Particles and Waves Notes

Physics HS/Science Unit: 13 Lesson: 01 Particles and Waves Notes

The questions below can be answered by viewing the Annenburg video, Particles and Waves, or during a classroom discussion following the viewing of the film.

1. The film opens with the statement, “In the beginning, there was ______and later the ______bulb.”

2. The color at which a body glows depends upon its ______.

3. The idea that light is emitted or absorbed in discrete bundles of energy is attributed to Max ______. The constant in his equation E = h f is called ______constant.

4. What causes the charged electroscope to discharge? It is a beam of ______light.

5. The discharging of the electroscope is called by the name of the ______effect.

6. Albert Einstein won the Nobel Prize for an explanation of the ______effect.

7. In Einstein’s photoelectric effect equation: K = h f – φ, K is the ______of the electron. (work function, kinetic energy, or frequency)

8. The same man verified the photoelectric effect that measured the charge on an electron; his last name was ______. (Millikan, Fermi, Einstein, or Planck)

9. Louis de Broglie proposed that electrons (particles) might also be ______.

10.The Bohr orbits are ______because the circumferences of the orbits are standing waves – whole numbers of wavelengths of the electron. (quantized or circular)

11.Schrödinger devised a description of matter, called wave mechanics, where he made wave packets by combining waves of slightly different ______to make a wave pulse. (amplitude, frequencies, or phase)

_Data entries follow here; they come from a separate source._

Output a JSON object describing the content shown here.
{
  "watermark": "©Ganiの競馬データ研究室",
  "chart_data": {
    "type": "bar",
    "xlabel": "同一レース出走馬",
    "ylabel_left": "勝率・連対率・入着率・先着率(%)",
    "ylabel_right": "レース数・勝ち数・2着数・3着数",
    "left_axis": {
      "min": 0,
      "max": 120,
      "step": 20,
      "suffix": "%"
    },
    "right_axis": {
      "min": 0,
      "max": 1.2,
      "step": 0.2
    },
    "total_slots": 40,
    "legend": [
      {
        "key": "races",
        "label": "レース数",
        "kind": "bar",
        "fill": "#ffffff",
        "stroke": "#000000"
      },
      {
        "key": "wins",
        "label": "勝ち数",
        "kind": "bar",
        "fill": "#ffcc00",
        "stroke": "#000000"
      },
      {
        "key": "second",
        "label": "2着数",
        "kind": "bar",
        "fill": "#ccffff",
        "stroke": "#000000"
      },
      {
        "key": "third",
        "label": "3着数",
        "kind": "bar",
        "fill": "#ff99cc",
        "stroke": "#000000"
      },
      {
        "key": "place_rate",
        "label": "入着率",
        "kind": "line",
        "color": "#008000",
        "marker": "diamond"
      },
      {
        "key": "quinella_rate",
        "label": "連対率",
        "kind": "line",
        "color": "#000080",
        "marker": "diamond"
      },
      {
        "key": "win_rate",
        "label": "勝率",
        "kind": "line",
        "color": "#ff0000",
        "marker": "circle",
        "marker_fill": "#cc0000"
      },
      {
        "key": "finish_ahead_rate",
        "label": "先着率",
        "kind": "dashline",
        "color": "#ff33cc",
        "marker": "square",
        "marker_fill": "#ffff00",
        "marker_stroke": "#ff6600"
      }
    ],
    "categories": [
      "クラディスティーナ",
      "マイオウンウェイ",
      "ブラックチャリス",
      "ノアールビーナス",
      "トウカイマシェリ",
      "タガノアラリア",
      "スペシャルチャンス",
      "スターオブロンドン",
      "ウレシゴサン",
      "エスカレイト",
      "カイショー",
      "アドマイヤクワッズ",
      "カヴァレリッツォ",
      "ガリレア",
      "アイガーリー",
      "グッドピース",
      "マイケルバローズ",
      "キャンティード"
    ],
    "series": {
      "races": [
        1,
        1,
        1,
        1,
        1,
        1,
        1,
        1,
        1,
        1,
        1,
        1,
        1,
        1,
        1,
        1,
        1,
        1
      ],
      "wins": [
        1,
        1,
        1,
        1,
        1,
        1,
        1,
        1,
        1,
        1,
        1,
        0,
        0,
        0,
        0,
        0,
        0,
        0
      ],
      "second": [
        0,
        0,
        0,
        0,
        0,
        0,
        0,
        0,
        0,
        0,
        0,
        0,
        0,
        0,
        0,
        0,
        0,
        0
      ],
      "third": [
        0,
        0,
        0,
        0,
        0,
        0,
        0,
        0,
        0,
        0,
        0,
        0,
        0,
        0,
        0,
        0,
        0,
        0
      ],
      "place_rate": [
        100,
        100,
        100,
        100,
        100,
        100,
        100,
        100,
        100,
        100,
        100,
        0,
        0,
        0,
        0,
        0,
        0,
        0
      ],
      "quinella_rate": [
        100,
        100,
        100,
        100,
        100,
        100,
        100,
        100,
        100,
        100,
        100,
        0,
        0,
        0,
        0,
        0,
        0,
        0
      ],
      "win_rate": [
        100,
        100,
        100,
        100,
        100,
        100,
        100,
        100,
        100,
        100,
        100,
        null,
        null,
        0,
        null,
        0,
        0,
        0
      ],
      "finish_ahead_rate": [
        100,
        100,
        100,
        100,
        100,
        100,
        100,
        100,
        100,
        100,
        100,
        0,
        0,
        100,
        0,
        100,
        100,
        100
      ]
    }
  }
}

12.Heisenberg indicated the better you know the momentum (wavelength) of an electron, the less you know about its location or momentum. This is called the ______principle. (logic, uncertainty, wave, or physics)

13.Planck and ______did not accept the quantum theory completely.

1. The hydrogen atom orbits are determined by the condition (according to de Broglie wave theory) that the electron wave is a standing wave. Standing circular waves are shown in the figure.

2. The de Broglie equation is λ = h/p, where p is the momentum of the particle, λ is the wavelength, and h is Planck’s constant.

3. Schrödinger was able to describe matter waves using Fourier synthesis techniques, creating wave packets with a small spread of frequencies (momentums).

4. Heisenberg summarized a property of the wave packet indicating that the position and momentum of a particle could not be precisely known. Δx Δp ≥ ħ/2 • Δx is the uncertainty (error) in location. • Δp is the uncertainty (error) in momentum.

The standard interpretation of this equation is that the uncertainty is not a result of not being able to make measurements sufficiently precise but rather a property of nature. Nature does not allow for both position and momentum to both be known precisely. The value of ħ is sufficiently small that this principle does not limit macroscopic measurements. It is a philosophical statement that is not universally appreciated.